TRANSGRESSION BOUCHERE


Revue Parade, "Aimer ça", mars 2004

Il ne peut s’agir que d’une compulsion frénétique, parfaitement injustifiable. On ne demande pas au serial killer pourquoi il aime ça, pas plus qu’à l’accro des vidéos porno ou au toxico. Il ne peut s’agir que de la transgression d’un interdit, d’un passage à l’acte réitéré qui, en tout cas, ne fait pas consensus. Le “ça” qu’on aime est évidemment ce qu’on ne devrait pas. Qui répond à ce “on”, parfaitement désolidarisé du groupe ? Et, s’il s’en désolidarise, devant qui doit-il répondre ?
Le fil du rasoir, le tranchant de l’épée, le revers de main, ce qui sépare, dissocie, crée les lignes de partage, distingue et affirme les choix. La ligne du dessin qui différencie l’espace indifférencié de la feuille. La trace de l’éclair, l’étrave du navire, l’étroit sur le large. Le noir sur blanc du graveur, le brutal, le tranché. La force qui coupe et scinde, le geste précis et sans appel du boucher.

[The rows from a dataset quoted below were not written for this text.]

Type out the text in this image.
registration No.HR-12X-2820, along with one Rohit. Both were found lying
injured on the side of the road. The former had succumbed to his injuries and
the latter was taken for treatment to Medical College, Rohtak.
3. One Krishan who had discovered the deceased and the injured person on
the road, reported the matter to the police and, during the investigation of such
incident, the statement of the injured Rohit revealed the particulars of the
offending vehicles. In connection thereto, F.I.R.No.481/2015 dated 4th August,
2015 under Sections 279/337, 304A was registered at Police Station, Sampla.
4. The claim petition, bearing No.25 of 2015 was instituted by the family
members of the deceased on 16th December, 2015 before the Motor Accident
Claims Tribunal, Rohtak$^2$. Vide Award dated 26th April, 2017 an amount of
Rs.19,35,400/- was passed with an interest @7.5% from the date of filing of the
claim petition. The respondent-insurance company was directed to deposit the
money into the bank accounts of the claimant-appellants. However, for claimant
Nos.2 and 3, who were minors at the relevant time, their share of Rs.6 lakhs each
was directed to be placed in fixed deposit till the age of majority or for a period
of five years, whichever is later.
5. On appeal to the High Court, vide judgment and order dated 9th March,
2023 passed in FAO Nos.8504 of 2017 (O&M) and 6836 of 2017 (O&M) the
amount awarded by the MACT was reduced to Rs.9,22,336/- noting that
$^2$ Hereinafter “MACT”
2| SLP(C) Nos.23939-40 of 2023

Aimer, c’est-à-dire d’abord se désaffilier. Rejeter les préférences précédemment dictées, refuser la reproduction. Faire rupture.
Aimer ça, c’est affirmer le contraire d’un jugement de goût, refuser de faire communauté. Le jugement de goût atténue les préférences dans la nécessité d’une socialité, et n’admet le pluriel que s’il peut faire l’objet d’une mise en commun dans l’espace public, d’un aveu. Aimer ça est parfaitement inavouable, parce que le “ça” qui doit faire l’objet d’une esthétisation est, dans son origine, inesthétisable. Aimer ça, ce n’est pas aimer telle ou telle oeuvre, mais aimer ce qui, dans toute oeuvre, ne devrait pas pouvoir être aimé. Aimer ça, c’est dire le malentendu dont toute oeuvre est l’objet, l’artifice communautaire auquel elle s’adresse. Ce pourrait être aussi violer l’oeuvre, ou l’engrosser de ce que l’artiste n’y a pas mis. Aimer ça est toujours intempestif, anachronique, et dans ce cas, la justification de l’amour est une trahison de son objet. Quand Huysmans proclame, devant l’oeuvre de Grünewald, à quel point il aime ça, ce sont évidemment ses propres compulsions qu’il proclame, sa fascination du pourrissement et de la maladie, son plaisir de la décomposition, dont le rétable d’Issenheim n’est que le support. Et les oeuvres les plus fortes sont peut-être celles qui supportent le mieux ce type de trahison, ou qui se prêtent aux trahisons les plus multiples. Aimer ça, c’est aimer le lien qui ne nous retient aux oeuvres que par le désir. C’est faire comme si pouvait faire communication ce qu’il y a en nous de plus incommunicable. C’est vouloir supposer un réseau subreptice de mise en tension subliminale, qui nous connecterait de façon quasi sensorielle à des sujets morts depuis longtemps; un réseau microscopique qui circulerait sous les communications macroscopiques du jugement de goût, et nous mettrait ainsi en tension avec les oeuvres.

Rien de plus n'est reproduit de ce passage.